Das Rezept für weinende Babys hat genau zwei Zutaten, sagt ein japanisches Forschungsteam: Fünf Minuten Spazierengehen und dazu den Herzschlag der Mutter. Sind damit die Väter aus dem Schneider, lassen sich weinende Babys tatsächlich nur von Müttern beruhigen? Nein, sagt Forscherin Kumi Kuroda vom RIKEN Center in Japan, vermutlich auch von anderen Bezugspersonen, nur wurde in dieser Studie eben mit Müttern gearbeitet. Die Studie hat untersucht, wie wirkungsvoll verschiedene Beruhigungsstrategien bei weinenden Babys sind.
Wie wurde das untersucht?
Dabei wurden mit einem Baby-EKG-Gerät und Videokameras aufgezeichnet, wie sich die jeweilige Beruhigungsmethode auf die Herzfrequenz der Babys auswirkten, also eine Runde im Kinderwagen geschoben werden, von der Mutter herumgetragen werden, im Kinderbettchen liegen oder in einer Wiege, einem Schaukelbett liegen. Für jeden Herzschlag wurde dann festgehalten, ob das Baby wach war, schlief oder schrie. Anhand dieser Daten konnten die Forscher auf die Sekunde genau vergleichen, wann sich das Verhalten und der Zustand der Babys veränderte. Das Prinzip ist natürlich nicht neu, sondern bekannt und für Säugetiere wie Mäuse, Hunde, Affen nachgewiesen: Die Herzfrequenz des Nachwuchses sinkt, wenn sie herumgetragen werden.
Was weinenden Babys hilft
Hirnforscherin Kumi Kuroda präzisiert das Studien-Ergebnis für menschliche Säuglinge: Fünfminütiges Gehen sorgte für ruhige Babys (und bei der Hälfte sogar für schlafende), aber nur bei solchen, die vorher weinten; bei ihnen sank auch die Herzfrequenz. Babys, die einfach nur wach und ruhig waren, wurden durch den Spaziergang nicht schläfrig.
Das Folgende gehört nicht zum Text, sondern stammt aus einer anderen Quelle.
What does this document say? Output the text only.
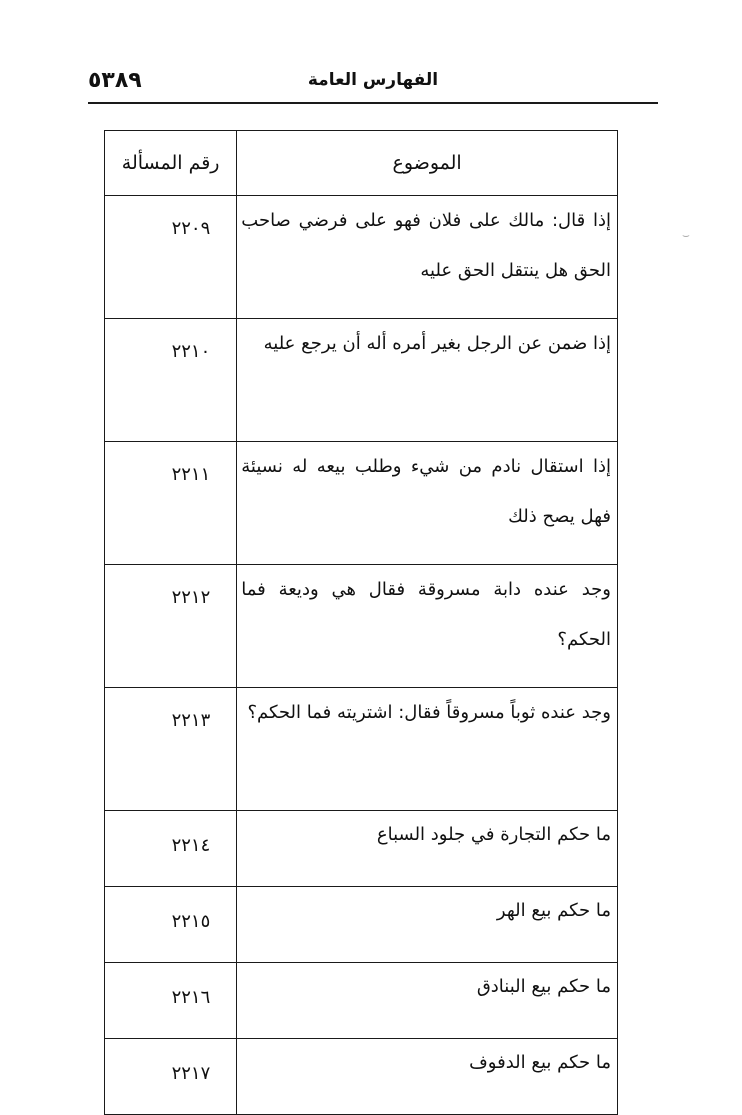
٥٣٨٩	الفهارس العامة
⌣
الموضوع	رقم المسألة
إذا قال: مالك على فلان فهو على فرضي صاحب الحق هل ينتقل الحق عليه	٢٢٠٩
إذا ضمن عن الرجل بغير أمره أله أن يرجع عليه	٢٢١٠
إذا استقال نادم من شيء وطلب بيعه له نسيئة فهل يصح ذلك	٢٢١١
وجد عنده دابة مسروقة فقال هي وديعة فما الحكم؟	٢٢١٢
وجد عنده ثوباً مسروقاً فقال: اشتريته فما الحكم؟	٢٢١٣
ما حكم التجارة في جلود السباع	٢٢١٤
ما حكم بيع الهر	٢٢١٥
ما حكم بيع البنادق	٢٢١٦
ما حكم بيع الدفوف	٢٢١٧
Von den untersuchten Säuglingen hatten alle am Ende des fünfminütigen Spaziergangs aufgehört zu weinen und hatten eine reduzierte Herzfrequenz, und etwa die Hälfte schlief. Zweitens wirkte das Sitzen und Halten weinender Babys nicht beruhigend; deren Herzfrequenz stieg tendenziell an und das Weinen dauerte an.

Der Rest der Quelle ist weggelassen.